Cable Arms Exercise

Triceps Pushdown

Exercise demonstration

The triceps pushdown is the gold standard isolation exercise for building thick, powerful triceps. With constant cable tension and perfect isolation, this movement targets the lateral and medial heads of your triceps, creating that horseshoe shape that defines impressive arms.

Muscles Worked

Primary Muscles

  • Triceps Brachii (All Three Heads)
  • Lateral Head (Primary Focus)

Secondary Muscles

  • Anconeus (Elbow)
  • Forearm Extensors
  • Core Stabilizers

How to Perform

  1. 1

    Setup: Set the cable pulley to the highest position and attach a straight bar, V-bar, or rope attachment. Stand facing the machine, feet shoulder-width apart, and grip the attachment with an overhand grip. Step back slightly so the cable is taut and pulling from above.

  2. 2

    Starting Position: Position your elbows tight against your sides with upper arms vertical and locked in place. Start with forearms bent at about 90 degrees, the attachment near upper chest level. Lean forward slightly at the hips (about 10-15 degrees), keep your chest up, and brace your core.

  3. 3

    The Pushdown: Push the attachment down by extending your elbows until your arms are fully straight. Your upper arms must remain completely stationary—only your forearms move. Focus on contracting your triceps hard as you push down. Exhale as you extend and drive through with power.

  4. 4

    Full Extension: At the bottom, lock out your elbows completely and squeeze your triceps as hard as possible for 1-2 seconds. Your hands should be by your thighs with arms fully extended. If using a rope, pull the ends apart slightly at lockout to increase the contraction on the lateral head.

  5. 5

    Controlled Return: Slowly allow your forearms to return to the starting position over 2-3 seconds, resisting the cable's pull. Keep your elbows pinned to your sides and upper arms stationary. Maintain constant tension—don't let the weight stack crash down. Control is everything on pushdowns.

Common Mistakes

  • Elbows Flaring Out or Moving

    When your elbows move away from your sides or drift forward and back, you lose tricep isolation and recruit shoulders and chest. Pin your elbows firmly to your ribs like they're glued there. If they're moving, drop the weight immediately.

  • Using Too Much Weight

    Loading too much weight forces you to use your lats, shoulders, and body momentum—turning it into a full-body exercise. Pushdowns are about isolation and strict form. Use a weight that allows perfect control and a strong contraction at lockout.

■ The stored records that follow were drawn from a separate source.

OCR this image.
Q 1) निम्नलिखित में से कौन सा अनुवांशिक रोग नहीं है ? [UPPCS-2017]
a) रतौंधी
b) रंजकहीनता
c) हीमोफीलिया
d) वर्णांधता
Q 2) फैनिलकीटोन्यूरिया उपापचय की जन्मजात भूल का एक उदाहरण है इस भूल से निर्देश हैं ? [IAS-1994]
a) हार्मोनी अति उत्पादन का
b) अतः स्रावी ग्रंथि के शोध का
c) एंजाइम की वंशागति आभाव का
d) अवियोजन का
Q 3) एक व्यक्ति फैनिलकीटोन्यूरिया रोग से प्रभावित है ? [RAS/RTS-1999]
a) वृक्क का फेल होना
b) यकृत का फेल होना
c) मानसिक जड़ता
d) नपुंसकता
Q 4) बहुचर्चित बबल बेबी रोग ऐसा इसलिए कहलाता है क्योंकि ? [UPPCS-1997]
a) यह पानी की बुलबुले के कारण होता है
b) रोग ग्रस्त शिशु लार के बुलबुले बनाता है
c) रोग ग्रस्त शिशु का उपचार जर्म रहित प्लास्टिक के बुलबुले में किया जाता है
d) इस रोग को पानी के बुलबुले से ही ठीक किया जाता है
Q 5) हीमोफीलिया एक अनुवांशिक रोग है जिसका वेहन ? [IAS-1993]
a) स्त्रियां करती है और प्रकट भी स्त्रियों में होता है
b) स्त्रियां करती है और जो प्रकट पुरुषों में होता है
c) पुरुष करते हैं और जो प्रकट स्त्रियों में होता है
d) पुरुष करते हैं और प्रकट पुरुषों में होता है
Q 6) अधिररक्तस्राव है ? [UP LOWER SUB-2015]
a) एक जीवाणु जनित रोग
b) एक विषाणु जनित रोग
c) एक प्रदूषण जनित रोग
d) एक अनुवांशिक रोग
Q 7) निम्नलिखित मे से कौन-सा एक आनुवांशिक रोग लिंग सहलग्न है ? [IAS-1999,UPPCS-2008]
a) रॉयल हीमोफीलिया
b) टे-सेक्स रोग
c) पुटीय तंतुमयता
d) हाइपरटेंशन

  • Not Fully Extending Elbows

    Stopping short of full elbow extension cheats your triceps out of maximum stimulation. The lockout is where the lateral head really fires. Push all the way down until arms are completely straight and squeeze hard—don't leave gains on the table.

  • Leaning on the Bar

    Putting your body weight on the bar to push it down removes all tension from your triceps and makes this a lever exercise, not a muscle builder. Stand upright with just a slight forward lean and let your triceps do 100% of the work.

Pro Tips

  • Rope Attachment for Maximum Squeeze

    Using a rope allows you to pull the ends apart at the bottom, externally rotating your arms and hitting the lateral head harder. This split-rope technique creates an incredible contraction you can't achieve with a straight bar. Try it for your last set.

  • Single-Arm Variation for Balance

    One-arm pushdowns correct imbalances and allow greater focus on each tricep. Grab a single handle, keep your other hand on your hip, and focus on pure isolation. You'll feel the mind-muscle connection skyrocket with unilateral work.

  • Slow Eccentrics Build Mass

    Take 4-5 seconds on the way up, fighting the weight every inch. This extended eccentric phase creates massive muscle damage and metabolic stress—the two key drivers of hypertrophy. Your triceps will grow like crazy with this technique.

  • Overhand vs Underhand Grip

    Overhand (pronated) grip emphasizes the lateral head for that horseshoe look. Underhand (supinated) grip shifts more stress to the medial head. Include both grip variations in your training for complete tricep development across all three heads.

Variations

Rope Pushdown

Split rope ends at bottom for maximum lateral head contraction and horseshoe shape.

Reverse Grip Pushdown

Underhand grip shifts emphasis to medial head for complete tricep development.

Single-Arm Pushdown

Isolate one arm at a time for better focus and to correct imbalances.

V-Bar Pushdown

Angled bar provides comfortable grip and targets all three tricep heads equally.

Alternatives

Skullcrusher

Lying barbell extension for maximum stretch and long head emphasis.

Overhead Triceps Extension

Overhead position targets long head with intense stretch stimulus.

Triceps Dip

Bodyweight compound movement for overall tricep mass and strength.